The story centres on Dr Anabela Correia, a professor of astrophysics at Hawksmoor University. When a former colleague requests her help in solving a mystery of physics, she travels to a remote research facility called Well Station. It is a puzzling situation, but like all good protagonists, Correia accepts the invitation. At Well Station, she meets Security and Containment Officer, Benjamin Wyngarde. They travel together to a bizarre underground cave with inexplicable physical properties. These two characters are immediately different, in style, behaviour and approach to the mysterious cave, but it’s Anabela Correia who drives the story forward.
It is action driven; not packed full of monologues and exposition. A dialogue driven audio adventure could have been difficult, without the physicality of actors and blocking, but Cerberus Rex works well. The show is told entirely through dialogue, sound effects and music. This means the quality of the audience’s experience depends equally on story, writing, the strength of the voice actors and the quality of the production.

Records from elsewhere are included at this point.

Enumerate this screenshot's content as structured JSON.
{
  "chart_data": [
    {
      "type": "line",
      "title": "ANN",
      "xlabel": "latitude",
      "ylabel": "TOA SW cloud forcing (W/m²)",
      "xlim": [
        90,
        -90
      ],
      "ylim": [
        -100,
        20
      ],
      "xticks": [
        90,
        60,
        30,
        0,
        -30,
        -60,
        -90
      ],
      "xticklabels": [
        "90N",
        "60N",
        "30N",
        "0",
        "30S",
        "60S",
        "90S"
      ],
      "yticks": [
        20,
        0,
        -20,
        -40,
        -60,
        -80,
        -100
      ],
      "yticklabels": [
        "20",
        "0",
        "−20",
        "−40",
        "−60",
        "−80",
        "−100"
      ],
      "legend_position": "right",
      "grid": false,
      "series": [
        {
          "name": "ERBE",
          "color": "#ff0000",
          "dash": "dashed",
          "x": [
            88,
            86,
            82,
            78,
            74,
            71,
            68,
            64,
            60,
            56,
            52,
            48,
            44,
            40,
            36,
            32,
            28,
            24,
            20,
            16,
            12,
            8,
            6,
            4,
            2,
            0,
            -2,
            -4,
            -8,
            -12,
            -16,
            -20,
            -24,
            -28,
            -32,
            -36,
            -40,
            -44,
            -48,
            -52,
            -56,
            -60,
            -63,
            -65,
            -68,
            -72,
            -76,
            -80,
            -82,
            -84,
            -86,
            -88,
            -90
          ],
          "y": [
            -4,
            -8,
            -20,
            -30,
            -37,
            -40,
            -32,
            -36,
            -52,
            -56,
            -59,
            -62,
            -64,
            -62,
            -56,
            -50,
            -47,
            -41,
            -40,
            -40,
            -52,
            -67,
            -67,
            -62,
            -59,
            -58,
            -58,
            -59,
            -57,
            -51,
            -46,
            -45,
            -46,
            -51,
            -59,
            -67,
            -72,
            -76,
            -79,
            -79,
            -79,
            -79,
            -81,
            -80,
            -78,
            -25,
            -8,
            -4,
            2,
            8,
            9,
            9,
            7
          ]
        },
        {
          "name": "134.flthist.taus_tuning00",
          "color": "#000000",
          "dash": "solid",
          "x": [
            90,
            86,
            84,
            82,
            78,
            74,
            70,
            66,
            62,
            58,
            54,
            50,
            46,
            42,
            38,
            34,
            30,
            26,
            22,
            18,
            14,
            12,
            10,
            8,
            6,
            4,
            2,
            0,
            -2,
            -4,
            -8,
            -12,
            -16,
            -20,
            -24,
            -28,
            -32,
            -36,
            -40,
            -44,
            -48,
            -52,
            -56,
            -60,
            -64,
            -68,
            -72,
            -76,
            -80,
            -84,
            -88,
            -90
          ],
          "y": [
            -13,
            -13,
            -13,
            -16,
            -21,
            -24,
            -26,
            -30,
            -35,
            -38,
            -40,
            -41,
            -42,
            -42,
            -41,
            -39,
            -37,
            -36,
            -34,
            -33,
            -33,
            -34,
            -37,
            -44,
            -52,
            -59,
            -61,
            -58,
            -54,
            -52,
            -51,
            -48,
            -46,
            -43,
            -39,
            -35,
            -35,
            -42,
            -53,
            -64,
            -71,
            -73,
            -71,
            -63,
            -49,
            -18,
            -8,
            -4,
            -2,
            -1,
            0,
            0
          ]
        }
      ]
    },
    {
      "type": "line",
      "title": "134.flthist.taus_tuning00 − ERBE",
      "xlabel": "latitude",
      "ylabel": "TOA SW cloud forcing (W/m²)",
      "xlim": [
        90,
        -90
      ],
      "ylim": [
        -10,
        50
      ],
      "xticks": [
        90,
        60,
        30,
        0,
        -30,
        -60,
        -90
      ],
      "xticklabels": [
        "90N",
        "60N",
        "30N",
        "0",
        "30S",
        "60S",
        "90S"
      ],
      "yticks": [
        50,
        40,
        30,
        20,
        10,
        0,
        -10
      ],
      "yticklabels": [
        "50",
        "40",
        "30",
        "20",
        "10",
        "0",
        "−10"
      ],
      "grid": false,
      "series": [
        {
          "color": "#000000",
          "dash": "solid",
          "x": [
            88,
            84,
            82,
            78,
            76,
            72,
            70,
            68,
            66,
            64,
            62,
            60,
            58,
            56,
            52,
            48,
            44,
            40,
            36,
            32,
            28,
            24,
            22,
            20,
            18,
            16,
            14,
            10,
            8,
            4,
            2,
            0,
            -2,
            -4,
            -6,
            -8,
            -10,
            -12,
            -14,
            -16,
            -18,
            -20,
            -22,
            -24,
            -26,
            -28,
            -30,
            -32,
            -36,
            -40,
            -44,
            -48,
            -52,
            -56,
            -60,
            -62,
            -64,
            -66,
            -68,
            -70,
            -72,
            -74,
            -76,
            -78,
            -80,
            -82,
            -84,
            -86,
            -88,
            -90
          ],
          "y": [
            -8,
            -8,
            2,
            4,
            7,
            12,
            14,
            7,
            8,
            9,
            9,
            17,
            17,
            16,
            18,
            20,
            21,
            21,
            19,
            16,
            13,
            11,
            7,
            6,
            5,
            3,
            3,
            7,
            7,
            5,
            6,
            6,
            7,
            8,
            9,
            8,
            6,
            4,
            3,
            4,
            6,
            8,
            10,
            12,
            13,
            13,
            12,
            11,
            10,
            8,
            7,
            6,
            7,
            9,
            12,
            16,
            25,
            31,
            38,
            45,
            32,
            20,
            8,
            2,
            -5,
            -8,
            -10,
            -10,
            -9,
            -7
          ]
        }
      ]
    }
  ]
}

The music, score, foley and production come together to create an immersive and engaging audio experience. The first half of Cerberus Rex focuses on the physics at play within Well Station; there is a touch of time travel, displacement, and the general unknown. Then, suddenly, the story takes a more action-based shift as the lives of Correia and those around her are threatened by an unknown entity (I won’t spoil it here). From then on, we get more of a ‘close encounters’ vibe. The action eventually comes down to how she confronts the unknown, despite the “best” advice given to her by John Brant, the security control officer.

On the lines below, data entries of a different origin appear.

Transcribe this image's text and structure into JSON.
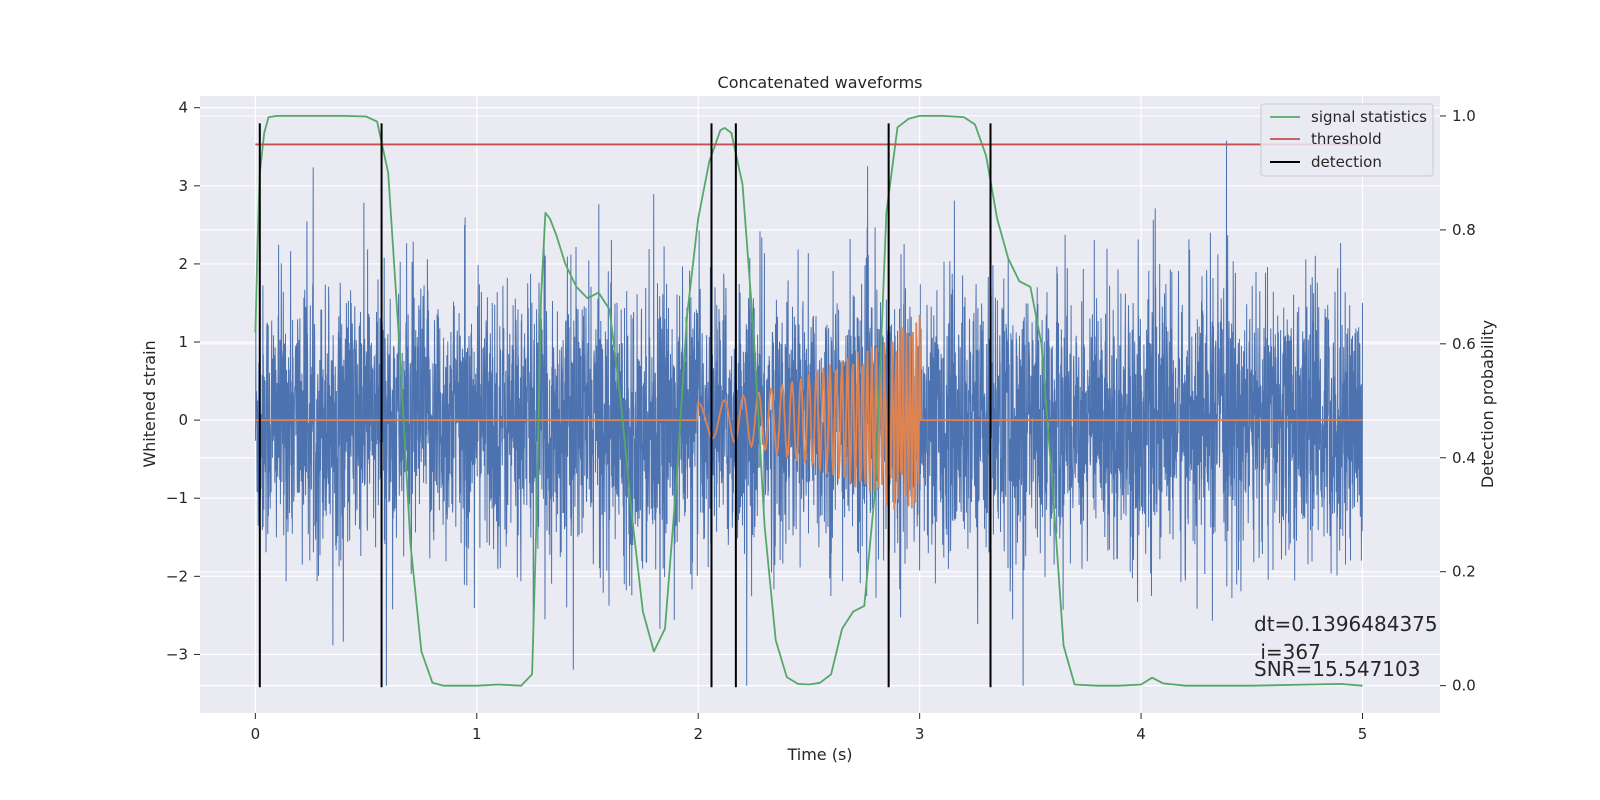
{
  "chart_data": {
    "type": "line",
    "title": "Concatenated waveforms",
    "xlabel": "Time (s)",
    "ylabel": "Whitened strain",
    "y2label": "Detection probability",
    "xlim": [
      -0.25,
      5.35
    ],
    "ylim": [
      -3.75,
      4.15
    ],
    "y2lim": [
      -0.048,
      1.035
    ],
    "xticks": [
      0,
      1,
      2,
      3,
      4,
      5
    ],
    "yticks": [
      -3,
      -2,
      -1,
      0,
      1,
      2,
      3,
      4
    ],
    "y2ticks": [
      0.0,
      0.2,
      0.4,
      0.6,
      0.8,
      1.0
    ],
    "y2tick_labels": [
      "0.0",
      "0.2",
      "0.4",
      "0.6",
      "0.8",
      "1.0"
    ],
    "grid": true,
    "legend_position": "top-right",
    "series": [
      {
        "key": "strain",
        "type": "noise",
        "color": "#4c72b0",
        "x_range": [
          0,
          5
        ],
        "amplitude_range": [
          -3.4,
          3.8
        ],
        "axis": "left"
      },
      {
        "key": "injected",
        "type": "chirp",
        "color": "#dd8452",
        "x_range": [
          2.0,
          3.0
        ],
        "amplitude_range": [
          -1.35,
          1.4
        ],
        "axis": "left"
      },
      {
        "name": "signal statistics",
        "color": "#55a868",
        "axis": "right",
        "x": [
          0,
          0.01,
          0.02,
          0.04,
          0.06,
          0.1,
          0.2,
          0.3,
          0.4,
          0.5,
          0.55,
          0.6,
          0.65,
          0.7,
          0.75,
          0.8,
          0.85,
          0.9,
          1.0,
          1.1,
          1.2,
          1.25,
          1.27,
          1.29,
          1.31,
          1.33,
          1.36,
          1.4,
          1.45,
          1.5,
          1.55,
          1.6,
          1.65,
          1.7,
          1.75,
          1.8,
          1.85,
          1.9,
          1.95,
          2.0,
          2.05,
          2.1,
          2.12,
          2.15,
          2.2,
          2.25,
          2.3,
          2.35,
          2.4,
          2.45,
          2.5,
          2.55,
          2.6,
          2.65,
          2.7,
          2.75,
          2.8,
          2.85,
          2.9,
          2.95,
          3.0,
          3.1,
          3.2,
          3.25,
          3.3,
          3.35,
          3.4,
          3.45,
          3.5,
          3.55,
          3.6,
          3.65,
          3.7,
          3.8,
          3.9,
          4.0,
          4.05,
          4.1,
          4.2,
          4.5,
          4.9,
          5.0
        ],
        "values": [
          0.62,
          0.78,
          0.9,
          0.97,
          0.998,
          1.0,
          1.0,
          1.0,
          1.0,
          0.999,
          0.99,
          0.9,
          0.6,
          0.25,
          0.06,
          0.005,
          0.0,
          0.0,
          0.0,
          0.002,
          0.0,
          0.02,
          0.3,
          0.68,
          0.83,
          0.82,
          0.79,
          0.74,
          0.7,
          0.68,
          0.69,
          0.66,
          0.5,
          0.3,
          0.13,
          0.06,
          0.1,
          0.35,
          0.65,
          0.82,
          0.92,
          0.975,
          0.979,
          0.97,
          0.88,
          0.62,
          0.28,
          0.08,
          0.015,
          0.003,
          0.002,
          0.005,
          0.02,
          0.1,
          0.13,
          0.14,
          0.35,
          0.83,
          0.98,
          0.995,
          1.0,
          1.0,
          0.998,
          0.985,
          0.93,
          0.82,
          0.75,
          0.71,
          0.7,
          0.6,
          0.35,
          0.07,
          0.002,
          0.0,
          0.0,
          0.002,
          0.014,
          0.004,
          0.0,
          0.0,
          0.003,
          0.0
        ]
      },
      {
        "name": "threshold",
        "color": "#c44e52",
        "axis": "right",
        "x": [
          0,
          5
        ],
        "values": [
          0.95,
          0.95
        ]
      },
      {
        "name": "detection",
        "color": "#000000",
        "axis": "left",
        "type": "vlines",
        "x": [
          0.02,
          0.57,
          2.06,
          2.17,
          2.86,
          3.32
        ],
        "y_range": [
          -3.42,
          3.8
        ]
      }
    ],
    "annotations": [
      "dt=0.1396484375",
      " i=367",
      "SNR=15.547103"
    ]
  }
}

Correia is such a well-written character, that I probably could’ve listened to her deliver an astrophysics lecture for the whole hour and a half. She is immediately engaging in both character and performance. Natali de Assis does a wonderful job as the lead voice actor of Cerberus Rex’s inquisitive protagonist. At times, her voice took me back to 2014 when I was listening to Sarah Koenig’s Serial; the investigative journalism podcast that put podcasting on the map.
The show is titled Cerberus Rex, after the dog who guards the gates of the Underworld and a tyrannosaurus rex. But perhaps it should’ve been titled Cerebral Rex, as it’s the intelligence of its lead character that guides the action.
Hardcastle does well to immediately appeal to his audience as the story opens with an engaging puzzle. I must confess: I thought I would casually listen to this podcast while I painted my son’s bedroom. Instead, I sat down on the floorboards and listened intently.
Cerberus Rex will appeal to audiences who enjoyed the movies Arrival (2016) and Contact (1997), and James Bradley’s novel, Clade (2015), where the character who’s the most open-minded and scientifically curious ultimately survives over those who turn to guns, weapons and a “shoot first, ask questions later” mentality. The show doesn’t break any new ground in terms of sci-fi themes and plotting, but at the centre of the tale is a lesson in communication, language and how best we can approach the unknown.
I’m assured there’ll be more Cerberus Rex in the near future, but in what form, it’s yet to be determined. The ending is open enough that it could be the start of a much more complicated mystery between Dr Correia and the unknown. But, at the same time, it’s also a well-made, standalone production that’s worth checking out.